Environmental Data Science Lunch - Autumn 2019

October 8

Note: Fernando Pérez (UC-Berkeley, Project Jupyter) will give a talk at the CDAC Distinguished Speaker Series:

Scientific Open Source Software: meat and bits but not papers. Is it real work?


Steven Moen, Statistics, UChicago

Yuhan Philip Liu, Statistics, UChicago

October 10, 2019

Monthly temperature readings taken across the United States starting in the early 2000s seem to be more tightly linked to each other than they were in prior decades. To analyze this trend more carefully, we have created a test statistic that allows for inference about whether distinct time series have a simultaneous change point, which for our purposes means a change in the first derivative in two different series at the same point in time. This statistic will allow us to measure the likelihood that two temperature time series are changing at the same time or whether the change is simply caused by random chance. We will apply it to temperature data gathered from the U.S. Historical Climatology Network (USHCN) at 15 locations across the United States and compare our results to other methods for changepoint detection.

Mercedes Pascual, Dept. of Ecology and Evolution, UChicago
October 31, 2019

With examples from my work on malaria in highlands and cities, I illustrate how we can address the role of climate variability and climate change in nonlinear stochastic systems by combining process-based models with computational statistical inference methods for time series.

Rahul Subramanian, Dept. of Ecology and Evolution, UChicago
November 7, 2019

Rahul will discuss recent work predicting the re-emergence of dengue epidemics in Rio de Janeiro, Brazil. He will also provide a brief introduction to the particle filtering methods in the R package POMP, which provides plug-and-play methods and a software framework for fitting and simulating from partially-observed Markov processes, using dengue re-emergence in Rio as a motivating scenario. Rahul will discuss the formulation and fitting of stochastic mathematical models using this framework including the incorporation of process and measurement noise. As time permits, he will provide a broad overview of Sequential Monte Carlo algorithms used to estimate likelihood and iterated filtering algorithms used to estimate parameter values. While the examples shown will have an epidemiological focus, anyone who models stochastic processes characterized by nonlinear dynamics, complex likelihood functions, or substantial measurement error may find the methods relevant for their discipline.

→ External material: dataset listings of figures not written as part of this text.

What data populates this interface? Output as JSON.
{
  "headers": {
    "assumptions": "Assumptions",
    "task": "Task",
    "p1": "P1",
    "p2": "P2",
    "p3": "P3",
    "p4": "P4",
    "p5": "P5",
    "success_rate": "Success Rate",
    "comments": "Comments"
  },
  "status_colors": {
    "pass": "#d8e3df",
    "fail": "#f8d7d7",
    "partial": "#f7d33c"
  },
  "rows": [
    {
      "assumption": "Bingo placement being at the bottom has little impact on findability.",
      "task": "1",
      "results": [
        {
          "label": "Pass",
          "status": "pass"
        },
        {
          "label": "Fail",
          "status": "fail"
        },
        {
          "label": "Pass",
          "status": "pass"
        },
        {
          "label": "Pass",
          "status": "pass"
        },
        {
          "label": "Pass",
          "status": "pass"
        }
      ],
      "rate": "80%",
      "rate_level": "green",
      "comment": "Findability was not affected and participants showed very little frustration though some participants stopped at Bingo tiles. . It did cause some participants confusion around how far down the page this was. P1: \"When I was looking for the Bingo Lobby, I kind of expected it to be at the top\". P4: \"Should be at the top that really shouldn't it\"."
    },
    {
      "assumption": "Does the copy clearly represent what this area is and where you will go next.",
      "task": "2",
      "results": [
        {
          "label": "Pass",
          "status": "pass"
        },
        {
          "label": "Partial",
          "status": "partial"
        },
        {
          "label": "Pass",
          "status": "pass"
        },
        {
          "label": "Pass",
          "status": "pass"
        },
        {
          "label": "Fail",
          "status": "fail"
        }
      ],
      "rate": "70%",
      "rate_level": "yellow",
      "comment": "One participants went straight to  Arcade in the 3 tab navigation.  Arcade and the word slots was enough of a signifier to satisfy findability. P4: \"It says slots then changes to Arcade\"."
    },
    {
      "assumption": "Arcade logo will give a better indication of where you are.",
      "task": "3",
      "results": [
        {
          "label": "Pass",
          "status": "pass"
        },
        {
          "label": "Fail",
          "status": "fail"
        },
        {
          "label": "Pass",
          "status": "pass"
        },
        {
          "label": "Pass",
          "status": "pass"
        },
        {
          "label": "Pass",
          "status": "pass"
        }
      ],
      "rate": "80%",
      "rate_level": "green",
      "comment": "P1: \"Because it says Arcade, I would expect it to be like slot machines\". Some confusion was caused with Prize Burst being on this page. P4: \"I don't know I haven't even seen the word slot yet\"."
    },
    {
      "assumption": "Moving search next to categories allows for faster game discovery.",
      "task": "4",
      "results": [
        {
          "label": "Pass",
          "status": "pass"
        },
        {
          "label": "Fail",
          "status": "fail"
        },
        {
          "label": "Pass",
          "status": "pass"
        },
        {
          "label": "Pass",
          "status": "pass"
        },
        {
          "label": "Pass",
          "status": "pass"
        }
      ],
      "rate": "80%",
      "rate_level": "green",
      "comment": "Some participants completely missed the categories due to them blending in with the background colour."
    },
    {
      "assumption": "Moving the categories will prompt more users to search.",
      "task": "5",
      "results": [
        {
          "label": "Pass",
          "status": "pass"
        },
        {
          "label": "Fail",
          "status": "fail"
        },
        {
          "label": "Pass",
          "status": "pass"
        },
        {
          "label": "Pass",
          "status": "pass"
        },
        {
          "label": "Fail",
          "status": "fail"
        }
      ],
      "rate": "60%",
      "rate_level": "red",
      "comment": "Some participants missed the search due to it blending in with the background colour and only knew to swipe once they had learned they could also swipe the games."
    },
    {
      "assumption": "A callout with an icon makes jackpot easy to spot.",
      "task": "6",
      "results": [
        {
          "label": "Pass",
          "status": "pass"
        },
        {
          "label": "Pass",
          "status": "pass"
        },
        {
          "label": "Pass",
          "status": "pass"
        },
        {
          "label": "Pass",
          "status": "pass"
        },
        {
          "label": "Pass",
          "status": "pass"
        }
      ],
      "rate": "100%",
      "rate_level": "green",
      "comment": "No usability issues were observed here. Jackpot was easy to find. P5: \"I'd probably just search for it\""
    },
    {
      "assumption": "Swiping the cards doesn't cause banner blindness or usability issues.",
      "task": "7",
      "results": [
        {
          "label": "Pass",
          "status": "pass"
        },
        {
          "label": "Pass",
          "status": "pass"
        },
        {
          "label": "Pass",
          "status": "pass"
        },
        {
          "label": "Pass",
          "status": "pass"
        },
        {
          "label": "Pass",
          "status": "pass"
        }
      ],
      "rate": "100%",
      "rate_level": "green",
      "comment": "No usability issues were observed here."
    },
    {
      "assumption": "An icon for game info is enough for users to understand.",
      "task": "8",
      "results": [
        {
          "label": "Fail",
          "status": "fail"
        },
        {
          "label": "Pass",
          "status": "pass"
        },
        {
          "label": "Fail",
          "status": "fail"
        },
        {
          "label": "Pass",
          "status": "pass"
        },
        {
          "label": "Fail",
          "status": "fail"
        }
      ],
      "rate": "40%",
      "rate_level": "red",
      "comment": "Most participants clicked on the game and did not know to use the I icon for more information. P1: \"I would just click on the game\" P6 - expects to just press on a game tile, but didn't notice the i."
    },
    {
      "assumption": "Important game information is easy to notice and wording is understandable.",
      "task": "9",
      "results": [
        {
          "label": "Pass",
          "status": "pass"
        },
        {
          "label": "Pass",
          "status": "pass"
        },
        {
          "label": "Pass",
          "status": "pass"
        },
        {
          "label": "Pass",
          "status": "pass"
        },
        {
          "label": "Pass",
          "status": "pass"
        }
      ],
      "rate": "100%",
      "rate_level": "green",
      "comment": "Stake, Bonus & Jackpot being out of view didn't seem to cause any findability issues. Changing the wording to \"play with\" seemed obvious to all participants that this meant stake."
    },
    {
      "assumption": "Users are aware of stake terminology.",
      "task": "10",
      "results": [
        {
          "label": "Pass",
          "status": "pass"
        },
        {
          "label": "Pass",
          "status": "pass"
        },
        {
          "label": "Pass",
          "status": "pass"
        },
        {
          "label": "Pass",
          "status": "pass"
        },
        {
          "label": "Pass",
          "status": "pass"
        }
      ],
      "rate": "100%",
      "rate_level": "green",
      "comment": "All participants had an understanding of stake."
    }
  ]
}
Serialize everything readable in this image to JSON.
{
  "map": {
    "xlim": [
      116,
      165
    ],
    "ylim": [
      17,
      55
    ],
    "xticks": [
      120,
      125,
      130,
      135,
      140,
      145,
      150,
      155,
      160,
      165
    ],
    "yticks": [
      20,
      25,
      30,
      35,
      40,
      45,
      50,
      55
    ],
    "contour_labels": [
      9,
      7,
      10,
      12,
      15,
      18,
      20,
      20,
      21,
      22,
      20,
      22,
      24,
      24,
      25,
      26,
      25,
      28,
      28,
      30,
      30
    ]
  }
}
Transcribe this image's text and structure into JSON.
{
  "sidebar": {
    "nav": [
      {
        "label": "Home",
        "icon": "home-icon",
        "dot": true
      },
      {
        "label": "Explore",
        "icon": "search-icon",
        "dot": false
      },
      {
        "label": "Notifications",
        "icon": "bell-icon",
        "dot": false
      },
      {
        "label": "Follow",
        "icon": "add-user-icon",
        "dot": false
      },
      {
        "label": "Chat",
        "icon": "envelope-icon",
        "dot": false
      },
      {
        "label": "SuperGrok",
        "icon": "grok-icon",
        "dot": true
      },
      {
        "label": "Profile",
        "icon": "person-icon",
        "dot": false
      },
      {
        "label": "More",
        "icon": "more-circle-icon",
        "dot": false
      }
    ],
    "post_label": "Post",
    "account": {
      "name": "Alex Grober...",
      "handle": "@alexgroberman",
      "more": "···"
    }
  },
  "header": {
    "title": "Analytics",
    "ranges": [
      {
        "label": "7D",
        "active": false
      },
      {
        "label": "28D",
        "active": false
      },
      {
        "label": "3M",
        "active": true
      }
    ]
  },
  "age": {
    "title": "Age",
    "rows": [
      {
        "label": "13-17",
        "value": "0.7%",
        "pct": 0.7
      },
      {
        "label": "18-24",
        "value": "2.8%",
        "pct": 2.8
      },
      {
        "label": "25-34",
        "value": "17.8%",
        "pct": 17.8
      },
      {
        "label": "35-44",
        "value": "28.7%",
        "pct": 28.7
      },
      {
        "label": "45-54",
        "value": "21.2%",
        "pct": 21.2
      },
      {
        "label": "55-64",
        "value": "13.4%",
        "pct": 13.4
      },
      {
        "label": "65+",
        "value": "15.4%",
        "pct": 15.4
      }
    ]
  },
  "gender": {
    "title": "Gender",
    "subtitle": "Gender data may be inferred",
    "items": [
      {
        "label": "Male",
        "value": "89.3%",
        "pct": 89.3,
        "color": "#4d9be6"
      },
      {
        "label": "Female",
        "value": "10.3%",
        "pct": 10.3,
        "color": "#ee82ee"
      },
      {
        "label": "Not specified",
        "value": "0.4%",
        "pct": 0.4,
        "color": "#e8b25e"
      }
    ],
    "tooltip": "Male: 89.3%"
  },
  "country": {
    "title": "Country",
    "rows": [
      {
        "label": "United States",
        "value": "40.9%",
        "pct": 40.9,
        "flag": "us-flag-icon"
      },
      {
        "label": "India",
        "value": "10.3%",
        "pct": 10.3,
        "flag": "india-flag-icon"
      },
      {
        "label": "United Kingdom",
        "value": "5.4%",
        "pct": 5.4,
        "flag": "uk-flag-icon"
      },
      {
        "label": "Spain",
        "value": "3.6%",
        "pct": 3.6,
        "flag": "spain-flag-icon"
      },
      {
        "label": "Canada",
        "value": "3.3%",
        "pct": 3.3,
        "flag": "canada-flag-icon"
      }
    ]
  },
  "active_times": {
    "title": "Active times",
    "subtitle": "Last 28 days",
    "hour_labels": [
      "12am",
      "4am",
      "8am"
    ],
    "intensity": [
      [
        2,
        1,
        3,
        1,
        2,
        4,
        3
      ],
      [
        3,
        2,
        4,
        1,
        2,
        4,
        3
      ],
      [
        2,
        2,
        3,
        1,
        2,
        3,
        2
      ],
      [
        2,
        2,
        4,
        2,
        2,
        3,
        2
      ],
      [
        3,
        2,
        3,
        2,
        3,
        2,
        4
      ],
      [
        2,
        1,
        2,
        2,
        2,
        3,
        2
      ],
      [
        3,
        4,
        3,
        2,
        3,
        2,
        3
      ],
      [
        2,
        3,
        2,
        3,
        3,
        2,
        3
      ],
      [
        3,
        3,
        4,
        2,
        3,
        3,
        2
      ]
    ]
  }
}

Stewart Edie, Geophysical Sciences, UChicago
November 14, 2019

An organism’s external phenotype is its primary interface with the ambient environment. Consequently, extrinsic pressures from a mixture of biotic and abiotic factors are expected to impose strong selection on that phenotype, but intrinsic factors such as evolutionary history can restrict access to morphologies suited for certain ecologies and life habits. The exoskeletons of the Bivalvia—its shells—are a strong model system in which to quantify this evolutionary tradeoff. We are developing a high-throughput pipeline to capture the 3D shape of these shells, applying deep learning to quantify hard-to-characterize aspects of this group's morphology: surface features ranging from spikes to irregular flanges and periodic frills. Distilling these shapes into lower-dimensional features allows us to more readily interrogate the mixed effects of environment and evolutionary history across an entire, major animal clade.

Robert Jackson, Argonne National Lab, Environmental Computing, Sensing, Data, and GIS Department
November 21, 2019

The analysis of multi-terabyte datasets is extremely important for climate science given the vast temporal and spatial scales that climate data exhibit. This talks shows how distributed data science toolkits such as dask and Ophidia, combined with multidecadal research weather radar data, can provide insights on long term precipitation trends. In addition, I will demonstrate how deep learning toolkits such as TensorFlow on such datasets can provide new methodologies for short term precipitation forecasting.

Elise Jennings, Argonne National Labs
Dec. 5, 2019

From classifying galaxies and finding gravitational waves; to 3D reconstructions of connections in the brain; to discovering new materials or new particles in high energy physics colliders; human-Artificial Intelligence collaborations are transforming the way science is done and accelerating the pace of scientific progress and discovery. Modern predictive models and algorithms require massive datasets running on high-performance computing platforms. We will discuss some key topics in scientific machine learning such as robustness, interpretability of the black box, reproducibility and integrating domain knowledge into machine learning. This presentation will also showcase some of the exciting data science research at Argonne Leadership Computing Facility.